The Business of Relationships

– By Jontae Grace

We have been trained to think that love is some emotional, mystical feeling devoid of logic and reason, something you “just feel”. Our media pushes it; society believes it and our relationships suffer for it. Truth is, there are concrete areas of love and companionship that, if developed and cultivated, can lead to satisfaction. I present to you the business model of relationships.

Among the stranger comparisons I’ll ever make, I want you to begin looking at your interactions as transactions. If nothing else, a relationship – even a platonic friendship – is a transfer of energy and resources. You absorb whatever wisdom, knowledge and energy your mate puts out, and they you. Both of you have qualities, goods and services that you trade among one another, and you are only as useful as the commodities you offer. Once they run out, you’ll be on your way out shortly thereafter. It isn’t the most conventional advice, but it does hold water.

In this line of thinking, do your best to deliver high-quality products. Of course you can’t be everything to everyone, but you can ensure that whatever strengths you do have are as highly developed as you can make them. I’ve always believed that self-improvement is the best way to attract your dream girl or guy. You can chase and pursue until you’re blue in the face, and you may even get a foot in the door. But if you don’t have what it takes INSIDE to keep that man or woman fulfilled, then you are wasting the spot that some worthier person could be occupying.
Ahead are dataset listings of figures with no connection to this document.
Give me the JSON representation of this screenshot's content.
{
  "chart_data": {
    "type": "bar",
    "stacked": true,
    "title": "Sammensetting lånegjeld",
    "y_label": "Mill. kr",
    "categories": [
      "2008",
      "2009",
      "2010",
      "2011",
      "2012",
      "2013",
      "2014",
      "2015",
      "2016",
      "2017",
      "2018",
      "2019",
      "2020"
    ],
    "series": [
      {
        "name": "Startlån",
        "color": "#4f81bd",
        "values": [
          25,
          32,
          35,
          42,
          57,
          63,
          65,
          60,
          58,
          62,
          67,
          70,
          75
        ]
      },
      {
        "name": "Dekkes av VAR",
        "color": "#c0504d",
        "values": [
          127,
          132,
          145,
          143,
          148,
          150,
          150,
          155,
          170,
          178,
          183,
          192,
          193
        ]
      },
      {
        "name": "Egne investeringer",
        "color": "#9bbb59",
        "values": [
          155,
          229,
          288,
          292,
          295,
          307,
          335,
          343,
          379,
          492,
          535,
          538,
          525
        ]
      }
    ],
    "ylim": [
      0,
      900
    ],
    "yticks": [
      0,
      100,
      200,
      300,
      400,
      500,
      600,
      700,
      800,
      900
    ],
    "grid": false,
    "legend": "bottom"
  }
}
Once you realize that you only have a certain range of qualities, it will dawn on you that you will only attract a certain range of people. Stay in your lane; know where you excel and where you lack, and don’t try to be something you’re not in order to hold onto someone who needs a different product line for satisfaction. All you’re doing is delaying the inevitable return and refund.

If you ask the average woman what she wants in a man, she will probably give you a generic answer like “Intelligent, God-fearing, and employed.” That is so vague as to be laughable, but it’s a trick question to begin with. The question cannot be answered in one sentence, let alone one conversation. As complex as we are, our desires are even more muddled, and many of them are contradictory. For example, I like Oreos – Black Girls with suburban mentalities – but I also like hood girls too. They both appeal to totally different areas of my mind and libido, but I have had successful journeys with both types. It all depends on what particular combination of traits she carries within her size 10 frame.

Now we arrive at the more practical issue of money, careers and the like. Suffice to say, you cannot eat love; this is where movies lie to you with the “love is all you need” message. It is very important to our survival as a people that we have some sort financial power within our relationships. On the other hand, you should not sacrifice your happiness for stability and security. People live in these two extremes all the time and wonder why they’re still unfulfilled. Be careful not to get trapped by flashy advertising and product placement. Just because a person has a degree(s) doesn’t mean that they have good credit; just because he’s rolling around in a late-model spaceship doesn’t mean he lives under his own roof. The product placement is there, but do your research to make sure that a person is satisfaction-guaranteed.

To that end, find out where a person’s head is at, because that is the best way to find out where their life will be at. Hopefully I can say this in a way that makes sense: whatever is in your mind will manifest itself in your surroundings. I have a homeboy my age who legally out-earns me and all of my peers (several of them combined) and he is a high school graduate. The standard of living that he saw for himself has become his reality. He decided a long time ago that he was going to do what it took to make a comfortable life for himself and his daughter. A wise person would have seen that his taste in little things like clothing, automotives and housing said a mouthful about what he planned to accomplish in life.

This also extends toward your standard of loving. If your goal is to change hoes like you change clothes, you will attract exactly that: droves of women. If you’re a woman who likes several men in your mix – one for each of your needs – there will be no shortage of them, each one willing to provide. For the monogamists, you too will attract someone who is willing to forgo all other connections to be yours. Because you desire it, you are already shopping for it mentally. Your job is to make them never consider a refund or exchange once you get it.

Its simple commerce: if you need a hammer, don’t buy a plunger.